C’était touchant de le voir avec son cerf-volant, quand il l’avait enlevé à une grande hauteur dans les airs. Ce qu’il m’avait dit, dans sa chambre, des espérances qu’il avait conçues de cette manière de disséminer les faits exposés sur les papiers qui le couvraient et qui n’étaient autres que des feuillets sacrifiés de quelque mémoire avorté, pouvait bien le préoccuper quelquefois, mais une fois dehors, il n’y pensait plus. Il ne pensait qu’à regarder le cerf-volant s’envoler et à développer à mesure la pelote de ficelle qu’il tenait à la main. Jamais il n’avait l’air plus serein. Je me disais quelquefois, quand j’étais assis près de lui le soir, sur un tertre de gazon, et que je le voyais suivre des yeux les mouvements du cerf-volant dans les airs, que son esprit sortait alors de sa confusion pour s’élever avec son jouet dans les cieux. Quand il roulait la ficelle, et que le cerf-volant, descendant peu à peu, sortait de l’horizon éclairé par le soleil couchant, pour tomber sur la terre comme frappé de mort, il semblait sortir peu à peu d’un rêve, et je l’ai vu ramasser son cerf-volant, puis regarder autour de lui d’un air égaré, comme s’ils étaient tombés ensemble d’une chute commune, et je le plaignais de tout mon cœur.

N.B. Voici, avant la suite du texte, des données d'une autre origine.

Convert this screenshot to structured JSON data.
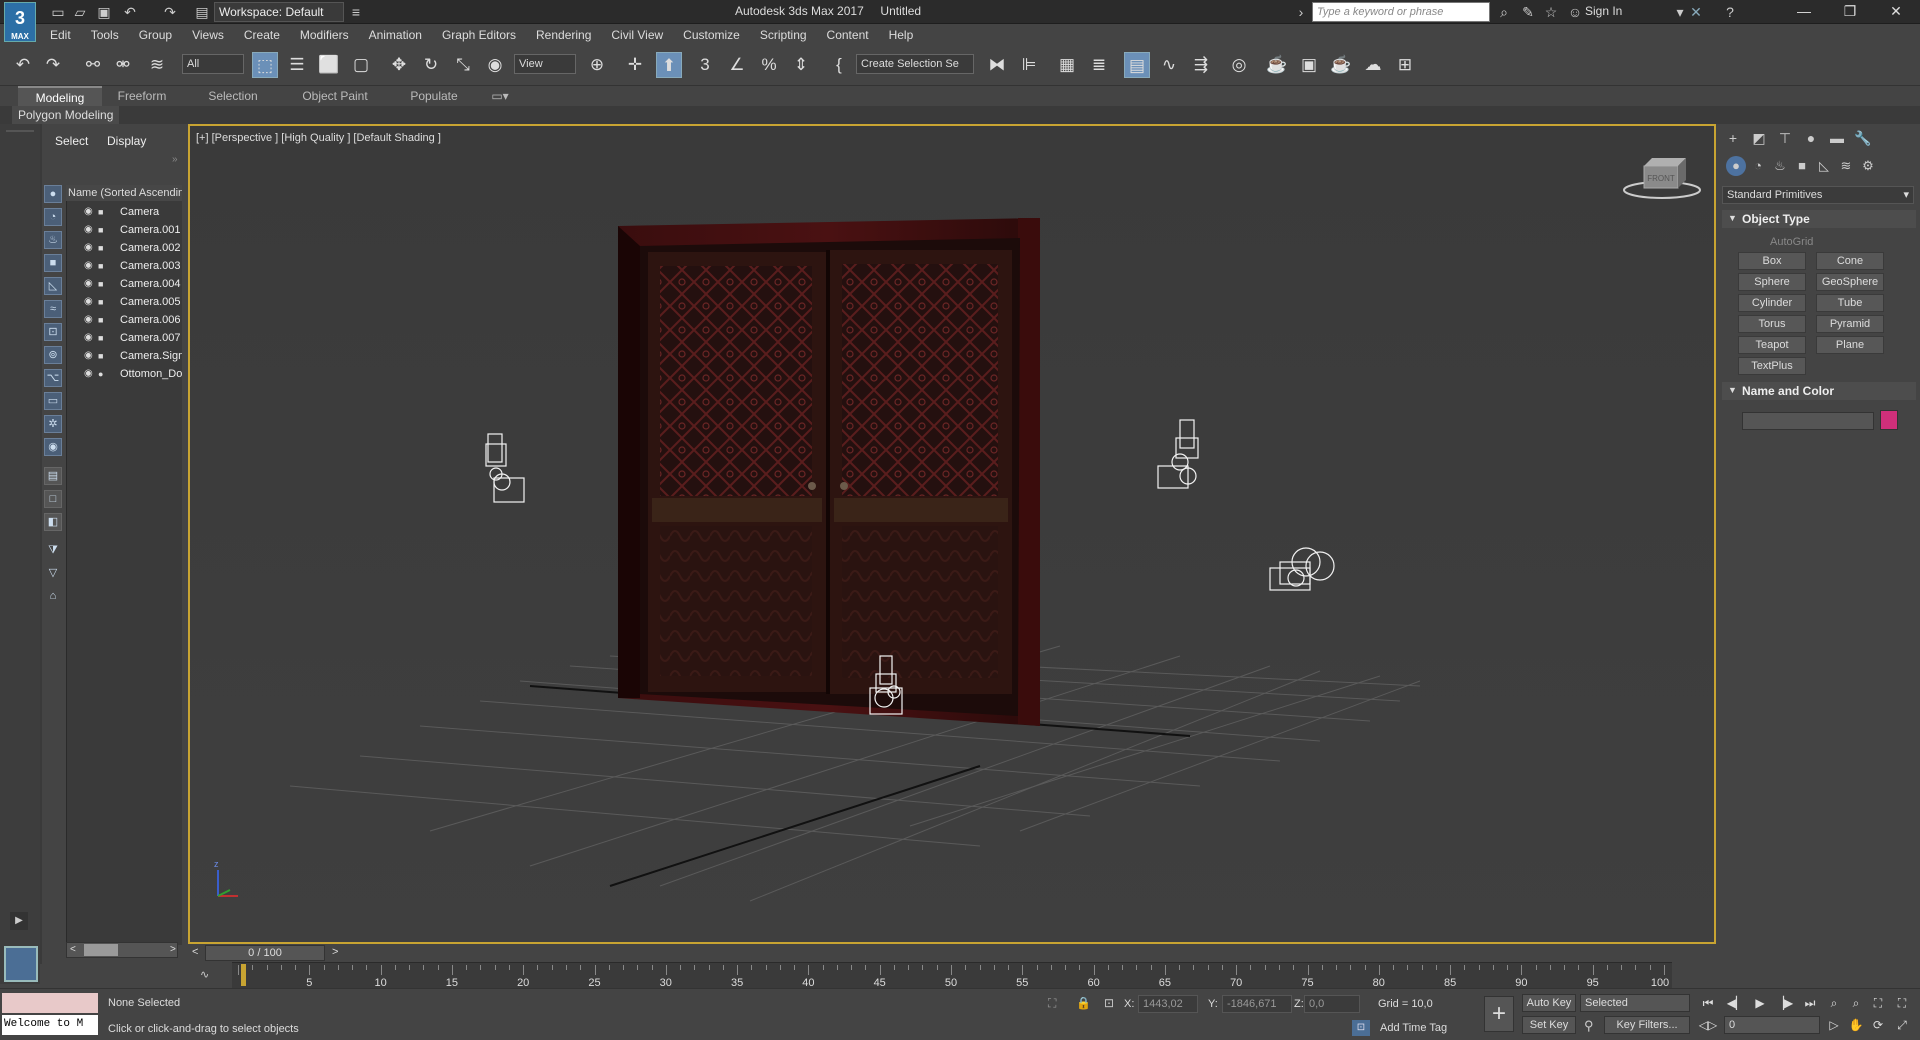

Les progrès que je faisais dans l’amitié et l’intimité de M. Dick ne nuisaient en rien à ceux que je faisais dans les bonnes grâces de sa fidèle amie, ma tante. Elle prit assez d’affection pour moi au bout de quelques semaines pour abréger le nom de Trotwood qu’elle m’avait donné, et m’appeler Trot ; elle m’encouragea même à espérer que si je continuais comme j’avais commencé, je pouvais arriver à rivaliser dans son cœur avec ma sœur Betsy Trotwood.

« Trot, dit ma tante un soir, au moment où l’on venait comme de coutome d’apporter le trictrac pour elle et pour M. Dick, il ne faut pas oublier votre éducation. »

C’était mon seul sujet d’inquiétude, et je fus enchanté de cette ouverture.

« Cela vous ferait-il plaisir d’aller en pension à Canterbury ? »

Je répondis que cela me plaisait d’autant plus que c’était tout près d’elle.

« Bien, dit ma tante, voudriez-vous partir demain ? »

Je n’étais plus étranger à la rapidité ordinaire des mouvements de ma tante, je ne fus donc pas surpris d’une proposition si soudaine, et je dis, oui.

« Bien, répéta ma tante. Jeannette, vous demanderez le cheval gris et la petite voiture pour demain à dix heures du matin, et vous emballerez ce soir les effets de M. Trotwood. »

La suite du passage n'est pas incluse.